Utley was held on second-degree murder charges for the 2018 stabbing of 33-year-old Anthony Young in Dorchester. He also faces firearms and operating under the influence charges. Last week, Suffolk Superior Court Judge Christine Roach released Utley to home confinement and GPS monitoring after his attorneys argued he is undergoing chemotherapy for chronic myeloid leukemia — a condition that makes him vulnerable to the virus.
“COVID-19 is particularly dangerous to people with pre-existing medical conditions such as cancer, and is even more dangerous to people with compromised immune system due to cancer treatment,” Utley’s attorneys wrote in a court filing.
But Rollins said Utley was under GPS monitoring for firearms charges when he was arrested for murder. Her office added he was booked for the firearms charges while being monitored by GPS, too, and his most recent OUI was also his fifth. Additionally, Rollins argued Utley has not complied with court orders more than a dozen times.
"The significant danger this defendant poses to the people of Suffolk County far outweighs any claims he is making of a personal health risk," Rollins said in a statement.
Utley was released from custody last week — the same day the SJC was considering a request to reduce incarceration due to the ongoing coronavirus crisis. Rollins was among four Massachusetts district attorneys who asked the high court to take steps to release more prisoners in an effort to stem transmission of the disease in correctional settings.
The SJC decided Friday that a narrow group of prisoners could petition for release, such as those held pre-trial on non-violent offenses.
In her petition, Rollins cites the SJC ruling and says Judge Roach did not follow it appropriately and should have continued to hold Utley without bail, rather than allow him to be released with monitoring.
"There's no reason to believe such monitoring will protect the community in the future, especially in light of the potential sentences the defendant faces and his history of defaults," Rollins' petition stated.

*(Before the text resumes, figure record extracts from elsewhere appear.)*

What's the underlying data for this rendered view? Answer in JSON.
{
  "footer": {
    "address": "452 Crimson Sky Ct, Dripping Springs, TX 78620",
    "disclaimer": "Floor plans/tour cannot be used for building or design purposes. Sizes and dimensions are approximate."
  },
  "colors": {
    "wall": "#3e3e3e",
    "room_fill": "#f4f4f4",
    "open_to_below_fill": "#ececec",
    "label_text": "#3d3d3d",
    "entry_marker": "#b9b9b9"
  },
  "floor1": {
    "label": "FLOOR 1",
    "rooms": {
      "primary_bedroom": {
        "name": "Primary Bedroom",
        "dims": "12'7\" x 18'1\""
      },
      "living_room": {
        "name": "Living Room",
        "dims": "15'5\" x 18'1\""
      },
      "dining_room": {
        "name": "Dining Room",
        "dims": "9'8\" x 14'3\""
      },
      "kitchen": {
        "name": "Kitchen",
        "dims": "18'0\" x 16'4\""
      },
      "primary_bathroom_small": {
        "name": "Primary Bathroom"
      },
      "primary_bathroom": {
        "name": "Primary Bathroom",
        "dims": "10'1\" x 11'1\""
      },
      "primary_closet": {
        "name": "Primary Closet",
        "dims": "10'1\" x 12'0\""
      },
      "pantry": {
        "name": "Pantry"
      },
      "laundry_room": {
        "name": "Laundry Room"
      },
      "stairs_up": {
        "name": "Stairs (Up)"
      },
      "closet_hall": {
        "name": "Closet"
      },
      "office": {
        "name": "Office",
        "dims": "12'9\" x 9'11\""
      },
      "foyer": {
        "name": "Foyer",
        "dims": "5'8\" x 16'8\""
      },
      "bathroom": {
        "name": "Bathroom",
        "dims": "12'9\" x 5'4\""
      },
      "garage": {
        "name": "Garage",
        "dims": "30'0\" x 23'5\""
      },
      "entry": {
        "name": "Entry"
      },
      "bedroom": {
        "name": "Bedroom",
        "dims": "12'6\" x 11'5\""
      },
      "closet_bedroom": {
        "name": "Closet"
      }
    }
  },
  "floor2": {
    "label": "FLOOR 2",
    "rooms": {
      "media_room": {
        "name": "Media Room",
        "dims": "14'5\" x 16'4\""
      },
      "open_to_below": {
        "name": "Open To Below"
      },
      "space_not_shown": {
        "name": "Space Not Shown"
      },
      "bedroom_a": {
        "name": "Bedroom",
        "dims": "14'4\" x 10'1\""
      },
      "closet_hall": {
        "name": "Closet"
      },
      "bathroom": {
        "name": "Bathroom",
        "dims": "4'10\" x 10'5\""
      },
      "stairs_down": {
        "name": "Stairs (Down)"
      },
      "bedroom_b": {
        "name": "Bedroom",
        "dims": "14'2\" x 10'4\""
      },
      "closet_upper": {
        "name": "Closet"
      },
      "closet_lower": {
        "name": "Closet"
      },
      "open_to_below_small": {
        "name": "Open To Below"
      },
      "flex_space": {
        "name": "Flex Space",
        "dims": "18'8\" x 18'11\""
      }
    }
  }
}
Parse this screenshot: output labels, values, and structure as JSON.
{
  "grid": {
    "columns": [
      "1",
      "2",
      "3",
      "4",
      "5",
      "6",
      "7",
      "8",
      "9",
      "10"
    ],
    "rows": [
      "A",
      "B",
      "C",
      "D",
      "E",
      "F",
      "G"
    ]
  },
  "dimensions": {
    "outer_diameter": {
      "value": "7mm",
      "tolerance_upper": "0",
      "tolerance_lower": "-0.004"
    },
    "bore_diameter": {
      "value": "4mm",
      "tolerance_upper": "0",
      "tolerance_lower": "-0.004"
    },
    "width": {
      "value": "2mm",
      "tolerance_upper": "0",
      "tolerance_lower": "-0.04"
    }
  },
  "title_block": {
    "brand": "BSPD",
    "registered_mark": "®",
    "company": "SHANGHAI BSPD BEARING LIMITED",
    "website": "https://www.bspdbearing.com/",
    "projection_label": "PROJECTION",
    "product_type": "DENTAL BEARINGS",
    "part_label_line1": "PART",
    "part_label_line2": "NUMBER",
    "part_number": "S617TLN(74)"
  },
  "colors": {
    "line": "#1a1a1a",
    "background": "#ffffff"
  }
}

Utley's attorney, Michael Tumposky, said he will fight Rollins' petition.
The lawyer said it's safer for Utley to remain quarantined in an apartment owned by his mother in Boston. He said Utley should be released while awaiting trial. The trial was scheduled to begin this week but has been postponed because courts are only hearing emergency matters.
"Should he just sit in jail indefinitely?" Tumposky said "These are unique circumstances and traditional bail considerations are not the issue. This is a question of life or death."
He said he expects an SJC ruling on the DA's petition within a week.